What do the recent changes in interest rates mean for your portfolio?
Posted by Rick Miller on July 23, 2013
Interest rates have risen in the last month or so, and bond prices have fallen. My recent blog posting provides a summary about what these changes mean for your portfolio, your full balance sheet, and your financial situation.
Very briefly, you accumulate assets during your earning years to fund spending for college, retirement, and other purposes. You can think of this future spending as a series of liabilities. The present value of these liabilities is the amount of money you would need today to fund your future spending.
As interest rates rise, the present value of your future spending declines in the same way that bond prices do.
However, in many cases, you plan to do your future spending after the bonds in your portfolio mature. For example, for a 50 year old, much retirement spending will occur 15 or more years into the future. Most bond funds have a duration (something like an average maturity) of substantially less than 15 years.

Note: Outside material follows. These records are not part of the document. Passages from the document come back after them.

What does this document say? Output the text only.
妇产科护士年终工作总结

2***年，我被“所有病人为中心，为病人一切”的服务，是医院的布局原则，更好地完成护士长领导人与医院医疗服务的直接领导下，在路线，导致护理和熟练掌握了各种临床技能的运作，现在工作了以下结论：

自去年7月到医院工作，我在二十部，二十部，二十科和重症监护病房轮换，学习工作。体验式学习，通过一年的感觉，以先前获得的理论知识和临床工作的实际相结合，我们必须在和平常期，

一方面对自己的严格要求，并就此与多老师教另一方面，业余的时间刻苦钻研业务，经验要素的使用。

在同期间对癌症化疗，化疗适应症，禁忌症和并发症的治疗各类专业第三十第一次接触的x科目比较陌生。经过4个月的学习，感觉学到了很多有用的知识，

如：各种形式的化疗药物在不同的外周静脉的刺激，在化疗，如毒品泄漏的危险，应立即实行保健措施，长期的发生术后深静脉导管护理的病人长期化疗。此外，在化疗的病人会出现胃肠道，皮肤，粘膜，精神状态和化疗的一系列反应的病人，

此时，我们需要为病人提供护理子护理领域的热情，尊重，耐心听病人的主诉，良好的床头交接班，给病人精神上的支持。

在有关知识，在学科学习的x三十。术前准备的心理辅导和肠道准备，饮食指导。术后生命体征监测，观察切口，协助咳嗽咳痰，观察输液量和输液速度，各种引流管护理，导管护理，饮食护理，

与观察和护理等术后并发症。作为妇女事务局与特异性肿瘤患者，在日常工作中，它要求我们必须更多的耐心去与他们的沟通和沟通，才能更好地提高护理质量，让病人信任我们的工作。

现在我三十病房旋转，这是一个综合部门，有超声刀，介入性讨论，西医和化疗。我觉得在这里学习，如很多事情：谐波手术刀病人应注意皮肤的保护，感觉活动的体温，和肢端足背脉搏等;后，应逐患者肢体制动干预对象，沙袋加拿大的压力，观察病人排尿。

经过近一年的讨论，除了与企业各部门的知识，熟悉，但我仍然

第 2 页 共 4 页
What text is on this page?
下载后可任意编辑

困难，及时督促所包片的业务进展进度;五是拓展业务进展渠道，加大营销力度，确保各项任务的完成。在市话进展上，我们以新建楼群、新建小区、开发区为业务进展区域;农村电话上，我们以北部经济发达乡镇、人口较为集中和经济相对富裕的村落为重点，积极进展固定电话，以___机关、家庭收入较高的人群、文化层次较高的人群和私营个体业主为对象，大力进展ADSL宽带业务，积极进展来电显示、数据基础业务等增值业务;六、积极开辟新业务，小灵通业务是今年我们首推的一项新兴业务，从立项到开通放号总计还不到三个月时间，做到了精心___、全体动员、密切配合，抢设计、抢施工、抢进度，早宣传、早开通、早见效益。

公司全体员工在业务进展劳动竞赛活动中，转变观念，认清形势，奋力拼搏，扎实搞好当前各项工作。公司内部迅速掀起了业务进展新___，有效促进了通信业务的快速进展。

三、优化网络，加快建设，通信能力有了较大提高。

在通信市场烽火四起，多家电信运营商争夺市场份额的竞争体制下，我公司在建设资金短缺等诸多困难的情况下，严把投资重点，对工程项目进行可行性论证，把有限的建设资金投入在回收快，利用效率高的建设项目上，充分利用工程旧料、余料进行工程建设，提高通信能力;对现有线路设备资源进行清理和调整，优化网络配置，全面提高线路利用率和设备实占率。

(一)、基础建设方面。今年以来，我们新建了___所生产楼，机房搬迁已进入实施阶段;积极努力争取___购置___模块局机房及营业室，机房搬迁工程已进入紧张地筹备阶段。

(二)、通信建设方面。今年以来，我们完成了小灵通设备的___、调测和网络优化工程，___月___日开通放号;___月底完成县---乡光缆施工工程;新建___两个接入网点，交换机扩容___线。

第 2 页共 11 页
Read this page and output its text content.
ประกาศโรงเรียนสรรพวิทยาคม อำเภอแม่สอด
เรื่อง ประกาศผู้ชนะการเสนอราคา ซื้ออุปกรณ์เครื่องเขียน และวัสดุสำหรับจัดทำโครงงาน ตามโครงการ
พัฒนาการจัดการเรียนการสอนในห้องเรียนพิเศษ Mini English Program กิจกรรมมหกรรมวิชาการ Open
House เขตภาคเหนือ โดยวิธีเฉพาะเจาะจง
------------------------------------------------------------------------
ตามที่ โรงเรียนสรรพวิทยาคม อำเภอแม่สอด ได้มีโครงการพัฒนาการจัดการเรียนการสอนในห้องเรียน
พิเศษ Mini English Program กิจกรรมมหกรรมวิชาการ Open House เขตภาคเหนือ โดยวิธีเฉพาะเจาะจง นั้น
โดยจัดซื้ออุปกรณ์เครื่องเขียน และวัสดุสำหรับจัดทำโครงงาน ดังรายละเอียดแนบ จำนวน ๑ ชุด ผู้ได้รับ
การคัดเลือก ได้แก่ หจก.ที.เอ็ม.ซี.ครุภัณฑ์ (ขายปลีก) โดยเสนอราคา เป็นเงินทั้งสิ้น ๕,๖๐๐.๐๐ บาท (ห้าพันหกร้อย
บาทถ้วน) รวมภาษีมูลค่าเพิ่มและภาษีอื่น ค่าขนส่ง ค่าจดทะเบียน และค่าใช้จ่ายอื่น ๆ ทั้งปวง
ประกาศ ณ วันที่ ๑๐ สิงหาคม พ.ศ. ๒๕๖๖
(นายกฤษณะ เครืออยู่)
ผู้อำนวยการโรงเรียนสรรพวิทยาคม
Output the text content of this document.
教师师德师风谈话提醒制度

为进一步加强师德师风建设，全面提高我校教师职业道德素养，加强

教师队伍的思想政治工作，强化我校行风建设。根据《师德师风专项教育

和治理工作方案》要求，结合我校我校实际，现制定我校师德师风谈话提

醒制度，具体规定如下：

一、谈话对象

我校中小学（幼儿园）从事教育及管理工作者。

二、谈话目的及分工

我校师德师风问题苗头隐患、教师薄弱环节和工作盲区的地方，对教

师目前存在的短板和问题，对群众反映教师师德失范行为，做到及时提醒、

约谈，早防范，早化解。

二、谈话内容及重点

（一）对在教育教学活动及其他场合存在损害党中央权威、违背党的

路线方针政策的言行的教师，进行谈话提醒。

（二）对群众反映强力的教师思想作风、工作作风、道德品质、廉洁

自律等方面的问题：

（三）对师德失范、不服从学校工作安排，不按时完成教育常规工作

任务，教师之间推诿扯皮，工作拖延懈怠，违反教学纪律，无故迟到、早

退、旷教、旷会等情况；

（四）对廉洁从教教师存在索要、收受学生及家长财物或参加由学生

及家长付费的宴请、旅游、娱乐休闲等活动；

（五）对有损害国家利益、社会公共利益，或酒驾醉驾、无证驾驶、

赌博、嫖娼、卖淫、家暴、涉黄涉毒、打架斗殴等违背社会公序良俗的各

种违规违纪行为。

Liabilities with longer durations will decline more. Bond funds with shorter durations will decline less. In many cases, taking both your portfolio and the present value of your liabilities into account, rising interest rates will actually improve your overall financial situation, even though the bond funds in your portfolio may decline.
It is true that if you knew the future path of interest rates, you could theoretically time selling and buying bonds to make yourself even better off. However, as with market timing more generally, the emphasis is on theoretically.